Monday, August 30, 2010
“After you say ‘It works’….”
Our young friend, Ed, is a passionate fan and promoter of the graphic novel. The notion of the graphic novel either as an art form or as a literary form has puzzled me for some time. Some time ago Ed twisted my arm until I read “Understanding Comics” by Scott McCloud (Kitchen Sink Press, 1993). McCloud wrote it, cleverly enough, using the concepts that he is explaining in each chapter.
“Understanding Comics” cleared some of the fog and gave me a good understanding of the techniques used to make text and art work together to tell a story.
It did not convince me, however, that the graphic novel was a form that held any interest for me. I’m not a big fan of the superhero genre or the zombie/vampire/horror genre and those seems to dominate the graphic novel titles. The only one I had even tried to read was Art Spiegelman’s “Maus” (several editions) when it was newly published but had to put it down – it was very well done and effective but it gave me nightmares.
Early this year I read of a series of graphic novels commissioned by the Louvre. There will ultimately be eight titles in the series. I believe that only two are published so far. The Louvre’s requirement to various artist/writers is simple – the Louvre must appear as a significant element in the plot. The announcement I read was for “On the Odd Hours” by Eric Liberge (NBMComicsLit, 2010 for the English edition). The premise, the “hook” if you will, of this book is that all museums secretly employ a special curator whose duty is to care for the souls of the artworks in the museum. The protagonist in “On the Odd Hours” is the young intern to the Louvre’s such curator. This sounded so appealing that I promptly ordered a copy.
Arnold Newman, the famous portrait photographer says: “After you say ‘It works.’ (or ‘It doesn’t work.’) then you can discuss the details.” (my addition in parentheses.)
“On the Odd Hours” doesn’t work. The drawings are very good indeed. Set among the art in the Louvre it certainly is visually rich. The hook is wonderful. But it doesn’t work. The text and the artwork don’t work well together. The graphic layout fails to convey the passage of time and space in many places (at least to me). The plot isn’t visual – it depends too much on understanding the protagonist’s situation, history, and mental state – difficult to express in graphic novel format. It should have been much shorter or much longer – the plot as presented is too short to be a novel but too complex to allow full development at its current length. I keep thinking what a wonderful short story Ray Bradbury could have written over the basic idea. Which also led me to ponder which of the Ray Bradbury short stories would be well-served by a “graphic novel” format. “The Dragon” certainly. There is a recent edition of “The Homecoming” that is already in very close to graphic novel format.

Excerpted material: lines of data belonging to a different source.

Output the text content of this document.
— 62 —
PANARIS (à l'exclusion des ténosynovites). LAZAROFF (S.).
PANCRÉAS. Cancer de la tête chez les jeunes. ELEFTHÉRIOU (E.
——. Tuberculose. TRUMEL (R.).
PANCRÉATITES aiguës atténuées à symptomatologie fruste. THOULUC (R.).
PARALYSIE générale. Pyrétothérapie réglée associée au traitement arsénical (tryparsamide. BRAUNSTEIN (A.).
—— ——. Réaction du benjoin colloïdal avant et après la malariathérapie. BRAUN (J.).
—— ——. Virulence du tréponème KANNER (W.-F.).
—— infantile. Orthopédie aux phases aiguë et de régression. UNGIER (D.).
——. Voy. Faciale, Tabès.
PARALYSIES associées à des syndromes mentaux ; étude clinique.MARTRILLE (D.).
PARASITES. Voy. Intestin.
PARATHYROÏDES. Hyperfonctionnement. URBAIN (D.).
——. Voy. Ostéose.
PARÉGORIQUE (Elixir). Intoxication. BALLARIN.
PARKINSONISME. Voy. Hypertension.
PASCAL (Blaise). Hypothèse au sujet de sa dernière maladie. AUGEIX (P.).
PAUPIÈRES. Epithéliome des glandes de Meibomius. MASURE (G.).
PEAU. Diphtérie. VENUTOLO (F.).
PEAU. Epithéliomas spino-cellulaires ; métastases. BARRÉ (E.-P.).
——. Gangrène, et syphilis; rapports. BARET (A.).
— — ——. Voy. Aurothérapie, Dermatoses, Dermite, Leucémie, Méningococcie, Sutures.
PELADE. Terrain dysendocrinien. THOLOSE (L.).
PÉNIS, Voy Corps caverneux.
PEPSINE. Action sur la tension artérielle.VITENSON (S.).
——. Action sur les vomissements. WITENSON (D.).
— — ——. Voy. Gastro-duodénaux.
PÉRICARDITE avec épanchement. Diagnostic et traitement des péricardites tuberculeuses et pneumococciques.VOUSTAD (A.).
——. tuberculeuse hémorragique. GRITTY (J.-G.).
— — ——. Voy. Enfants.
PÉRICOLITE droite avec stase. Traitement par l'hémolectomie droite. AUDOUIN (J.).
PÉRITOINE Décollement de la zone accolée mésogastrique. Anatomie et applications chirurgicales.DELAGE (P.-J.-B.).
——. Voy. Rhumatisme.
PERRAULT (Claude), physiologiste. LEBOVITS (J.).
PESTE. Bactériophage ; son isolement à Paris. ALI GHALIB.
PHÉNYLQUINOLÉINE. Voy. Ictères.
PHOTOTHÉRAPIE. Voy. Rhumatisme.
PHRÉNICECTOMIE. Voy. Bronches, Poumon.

But I digress. After another long talk with Ed (who had not seen “The Odd Hours”) he suggested that I read “Bone” (Jeff Smith, Cartoon Books, 2004) as an example of a graphic novel that he felt works very well. He had to think a while to come up with one that was not a horror, zombie, or superhero plot. “Bone” is a straight-ahead heroic-quest fantasy, complete with a hapless but loveable protagonist who finds his courage, a dim but faithful sidekick, a wise grandmother, a beautiful princess estranged from her heritage, sundry monsters and villains, an evil force to be overcome and even the occasional dragon.
Ed was right. “Bone” does work very well and I enjoyed it even though my taste for fantasy isn’t very keen either. I would not have read it in a text form. It would have been just another fantasy potboiler and, in fact, I doubt that it would have been published.
Jeff Smith’s drawing style, his use of the drawings and the text, and his means of suggesting passage of time and space are straight out of “Understanding Comics”. “Bone” was written in installments over several years so I suppose that the evolution toward sophistication of the drawing style could be just from the passage of time but I think it was more conscious that that. As the story jelled and worked its way into a more complex world, so did the drawing.
OK – so a graphic novel can work. The issue with “The Odd Hours” is not that the graphic novel can’t work; rather that this particular graphic novel doesn’t work.